I do however resent cuts in the FE budget. It’s a mistake for the young people involved and gives a bruise to silly people like you to keep punching.
Student funding in Scotland is a disgrace, contrary to what you say Jim, it favours students from middle class background, and puts off students coming from the poorest backgrounds due to Scottish government cutting back on grants given out by 40%.
Parents of many middle class students will be able to pay the accommodation cost for their kids, which gives their kids freedom to go to any university in Scotland. But the only option for students from poor background is to go to a local university and live at home, and many living far away from university will not be able to attend at all.
Student grant levels for Scottish students are the lowest in western Europe, the maximum grant is about £1700 which is less than half of the years accommodation cost at some university. So poorer students must take out higher student loans than their middle class counter parts, so Scottish student from the poorest background end up with around £5000 more student debt than middle class students over a four year degree, which will put off people from the poorest backgrounds going to university in the first place, and once they get to university, they are also less likely to succeed with higher drop out rates.
The Trident Test
by craig on November 21, 2014 in Uncategorized
The Rochester By-Election further destroys the intellectual case for the BBC’s decision that only male party leaders who support Trident can debate on TV before the UK general election.

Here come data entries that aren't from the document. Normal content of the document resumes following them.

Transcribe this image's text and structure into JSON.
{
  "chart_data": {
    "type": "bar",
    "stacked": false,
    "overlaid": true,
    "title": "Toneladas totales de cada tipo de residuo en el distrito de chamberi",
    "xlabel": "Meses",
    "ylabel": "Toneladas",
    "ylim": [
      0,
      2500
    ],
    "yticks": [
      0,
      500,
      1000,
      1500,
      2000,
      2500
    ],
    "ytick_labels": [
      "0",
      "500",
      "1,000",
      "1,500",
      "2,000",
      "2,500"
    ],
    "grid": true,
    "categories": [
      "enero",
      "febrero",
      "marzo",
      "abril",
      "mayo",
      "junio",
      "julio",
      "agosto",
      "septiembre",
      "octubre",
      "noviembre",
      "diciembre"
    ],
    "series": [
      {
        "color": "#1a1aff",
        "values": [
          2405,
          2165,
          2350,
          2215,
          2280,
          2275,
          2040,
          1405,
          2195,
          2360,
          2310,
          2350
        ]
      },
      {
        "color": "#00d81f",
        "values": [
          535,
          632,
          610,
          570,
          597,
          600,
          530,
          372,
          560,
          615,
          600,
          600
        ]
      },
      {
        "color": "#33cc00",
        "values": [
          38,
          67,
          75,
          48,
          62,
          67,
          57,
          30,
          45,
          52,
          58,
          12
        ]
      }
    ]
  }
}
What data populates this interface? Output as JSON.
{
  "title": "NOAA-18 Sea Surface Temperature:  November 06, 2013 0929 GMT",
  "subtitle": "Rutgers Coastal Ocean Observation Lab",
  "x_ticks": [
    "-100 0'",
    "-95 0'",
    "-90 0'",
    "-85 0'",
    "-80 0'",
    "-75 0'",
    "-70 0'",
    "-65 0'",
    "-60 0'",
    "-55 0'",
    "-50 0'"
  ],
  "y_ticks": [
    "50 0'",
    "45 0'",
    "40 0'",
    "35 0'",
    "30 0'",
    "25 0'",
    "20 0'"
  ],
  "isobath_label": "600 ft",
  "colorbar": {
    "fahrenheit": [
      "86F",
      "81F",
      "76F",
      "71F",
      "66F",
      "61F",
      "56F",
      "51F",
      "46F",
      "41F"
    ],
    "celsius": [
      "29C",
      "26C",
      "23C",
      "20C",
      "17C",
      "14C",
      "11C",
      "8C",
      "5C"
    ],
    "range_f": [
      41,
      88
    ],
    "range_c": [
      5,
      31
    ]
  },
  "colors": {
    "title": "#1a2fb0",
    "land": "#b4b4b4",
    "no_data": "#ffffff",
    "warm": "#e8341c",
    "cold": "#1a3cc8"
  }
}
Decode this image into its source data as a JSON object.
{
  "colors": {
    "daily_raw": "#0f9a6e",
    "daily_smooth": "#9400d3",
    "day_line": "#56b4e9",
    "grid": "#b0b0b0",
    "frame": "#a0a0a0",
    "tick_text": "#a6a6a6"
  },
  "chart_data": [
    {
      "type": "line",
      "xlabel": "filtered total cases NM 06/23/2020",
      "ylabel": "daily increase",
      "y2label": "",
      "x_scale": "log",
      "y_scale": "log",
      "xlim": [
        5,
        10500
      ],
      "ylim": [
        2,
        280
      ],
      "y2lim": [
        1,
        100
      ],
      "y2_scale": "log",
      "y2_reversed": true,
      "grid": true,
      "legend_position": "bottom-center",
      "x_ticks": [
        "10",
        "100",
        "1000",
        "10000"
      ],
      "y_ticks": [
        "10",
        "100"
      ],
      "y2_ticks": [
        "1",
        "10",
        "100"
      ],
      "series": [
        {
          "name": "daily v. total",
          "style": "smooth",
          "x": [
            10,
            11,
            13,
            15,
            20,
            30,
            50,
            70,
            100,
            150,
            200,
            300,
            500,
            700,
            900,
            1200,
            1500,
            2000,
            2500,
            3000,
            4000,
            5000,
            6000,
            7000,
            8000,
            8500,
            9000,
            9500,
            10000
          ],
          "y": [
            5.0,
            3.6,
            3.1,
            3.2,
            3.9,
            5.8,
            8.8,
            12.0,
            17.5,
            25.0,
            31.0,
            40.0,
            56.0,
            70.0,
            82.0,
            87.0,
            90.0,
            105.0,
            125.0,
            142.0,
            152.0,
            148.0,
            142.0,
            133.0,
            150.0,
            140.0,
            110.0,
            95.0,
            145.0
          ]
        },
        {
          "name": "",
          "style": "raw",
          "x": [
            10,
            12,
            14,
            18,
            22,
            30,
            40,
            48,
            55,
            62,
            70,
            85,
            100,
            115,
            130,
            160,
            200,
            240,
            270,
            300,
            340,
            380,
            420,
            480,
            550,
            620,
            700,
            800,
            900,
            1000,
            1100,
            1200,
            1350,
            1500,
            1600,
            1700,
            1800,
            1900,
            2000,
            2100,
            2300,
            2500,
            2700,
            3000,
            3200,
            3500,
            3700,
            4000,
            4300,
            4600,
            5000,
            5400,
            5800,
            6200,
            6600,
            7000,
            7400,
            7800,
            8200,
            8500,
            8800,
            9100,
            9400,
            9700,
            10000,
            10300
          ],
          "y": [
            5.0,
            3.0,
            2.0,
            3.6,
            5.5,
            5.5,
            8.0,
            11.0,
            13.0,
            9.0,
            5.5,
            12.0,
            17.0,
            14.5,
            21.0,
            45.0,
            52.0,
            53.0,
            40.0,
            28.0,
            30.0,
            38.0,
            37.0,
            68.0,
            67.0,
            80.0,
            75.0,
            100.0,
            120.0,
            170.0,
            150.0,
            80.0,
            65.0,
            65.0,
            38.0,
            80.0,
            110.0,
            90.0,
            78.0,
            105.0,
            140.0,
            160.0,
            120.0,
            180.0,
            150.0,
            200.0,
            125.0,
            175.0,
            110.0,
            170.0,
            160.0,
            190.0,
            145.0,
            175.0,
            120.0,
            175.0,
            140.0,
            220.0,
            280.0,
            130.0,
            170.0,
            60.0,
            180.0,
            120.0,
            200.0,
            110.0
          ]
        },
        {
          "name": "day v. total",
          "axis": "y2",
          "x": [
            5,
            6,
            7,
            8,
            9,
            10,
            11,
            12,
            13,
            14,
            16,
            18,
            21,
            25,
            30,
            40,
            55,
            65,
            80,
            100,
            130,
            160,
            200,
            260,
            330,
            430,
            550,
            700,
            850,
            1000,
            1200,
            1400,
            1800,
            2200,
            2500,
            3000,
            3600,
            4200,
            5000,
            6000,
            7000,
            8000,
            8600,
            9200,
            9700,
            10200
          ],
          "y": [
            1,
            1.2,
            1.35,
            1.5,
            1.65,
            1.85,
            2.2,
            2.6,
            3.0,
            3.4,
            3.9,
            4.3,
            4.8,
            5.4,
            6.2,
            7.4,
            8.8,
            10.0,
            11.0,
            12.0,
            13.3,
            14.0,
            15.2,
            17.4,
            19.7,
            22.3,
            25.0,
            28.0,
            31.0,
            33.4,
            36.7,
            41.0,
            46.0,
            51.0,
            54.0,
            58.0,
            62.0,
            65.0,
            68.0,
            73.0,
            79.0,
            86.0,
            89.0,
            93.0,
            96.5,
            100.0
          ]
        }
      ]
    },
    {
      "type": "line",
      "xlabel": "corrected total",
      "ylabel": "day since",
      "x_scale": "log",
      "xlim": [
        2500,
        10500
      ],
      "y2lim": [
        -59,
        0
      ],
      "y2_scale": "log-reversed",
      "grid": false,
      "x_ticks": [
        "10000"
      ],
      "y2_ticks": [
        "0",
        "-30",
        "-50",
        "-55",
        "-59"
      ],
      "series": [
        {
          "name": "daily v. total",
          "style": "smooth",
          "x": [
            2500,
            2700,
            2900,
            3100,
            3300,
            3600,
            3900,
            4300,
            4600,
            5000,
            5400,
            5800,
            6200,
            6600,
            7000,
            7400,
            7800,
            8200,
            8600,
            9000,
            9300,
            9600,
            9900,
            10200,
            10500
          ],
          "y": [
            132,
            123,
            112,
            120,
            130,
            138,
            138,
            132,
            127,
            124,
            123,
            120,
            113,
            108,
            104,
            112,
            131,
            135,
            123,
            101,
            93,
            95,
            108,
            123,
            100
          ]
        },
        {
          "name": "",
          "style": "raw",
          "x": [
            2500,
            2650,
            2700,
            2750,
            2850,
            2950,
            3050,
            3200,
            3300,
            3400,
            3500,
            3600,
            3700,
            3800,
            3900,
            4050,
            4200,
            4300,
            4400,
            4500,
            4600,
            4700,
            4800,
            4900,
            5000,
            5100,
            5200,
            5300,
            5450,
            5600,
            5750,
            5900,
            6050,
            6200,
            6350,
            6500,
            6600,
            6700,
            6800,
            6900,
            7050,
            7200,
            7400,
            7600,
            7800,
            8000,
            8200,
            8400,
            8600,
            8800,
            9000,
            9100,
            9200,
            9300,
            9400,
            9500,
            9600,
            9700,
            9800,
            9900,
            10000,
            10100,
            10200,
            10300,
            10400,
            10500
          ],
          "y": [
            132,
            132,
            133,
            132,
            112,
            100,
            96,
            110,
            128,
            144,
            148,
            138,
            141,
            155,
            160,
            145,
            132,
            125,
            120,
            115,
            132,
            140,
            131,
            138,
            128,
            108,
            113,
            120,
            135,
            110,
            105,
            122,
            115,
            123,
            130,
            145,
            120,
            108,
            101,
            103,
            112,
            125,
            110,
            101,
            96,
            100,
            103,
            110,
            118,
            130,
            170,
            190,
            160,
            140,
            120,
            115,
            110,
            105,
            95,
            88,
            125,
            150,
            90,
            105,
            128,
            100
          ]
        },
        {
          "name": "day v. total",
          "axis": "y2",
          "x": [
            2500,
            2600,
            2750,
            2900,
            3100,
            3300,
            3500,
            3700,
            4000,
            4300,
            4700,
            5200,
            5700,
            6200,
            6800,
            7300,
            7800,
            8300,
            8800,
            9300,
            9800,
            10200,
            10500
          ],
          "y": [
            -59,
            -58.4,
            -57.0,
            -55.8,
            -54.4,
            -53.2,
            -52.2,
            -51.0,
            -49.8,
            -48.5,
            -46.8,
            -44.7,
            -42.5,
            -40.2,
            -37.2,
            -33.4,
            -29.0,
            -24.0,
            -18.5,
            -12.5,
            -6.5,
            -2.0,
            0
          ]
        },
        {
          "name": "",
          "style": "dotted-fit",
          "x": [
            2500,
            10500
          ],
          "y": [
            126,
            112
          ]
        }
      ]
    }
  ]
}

The Greens got five times as many votes as the Lib Dems in Rochester, and are ahead of them in several recent national opinion polls. I do not posit the support of Trident as the criterion for inclusion, in any sense as a joke. Support of Trident stands as a good marker for adhesion to the neo-con establishment consensus. The establishment is simply not prepared for more radical views to be put before the public as a serious choice. UKIP is the chosen right wing vehicle into which disillusion with politicians should be channelled…….
……..The Greens, Plaid Cymru and the SNP have female leaders and are anti-Trident, a symbol of their broad radicalism. All are, to use that crude measure, to the left of the parties which will be included. To be in, you have to be led by an identikit posh male and support Trident. That is the BBC test.
http://www.craigmurray.org.uk/archives/2014/11/the-trident-test/
That is so well put. How can the BBC defend its position? You are right. UKIP is a safe channel into which discontent can be directed, knowing that no UKIP rep.is going to say anything that will really make people start thinking,at least not along lines that will lead to questioning capitalism , and the foreigh policy that goes with it. Jane wilson.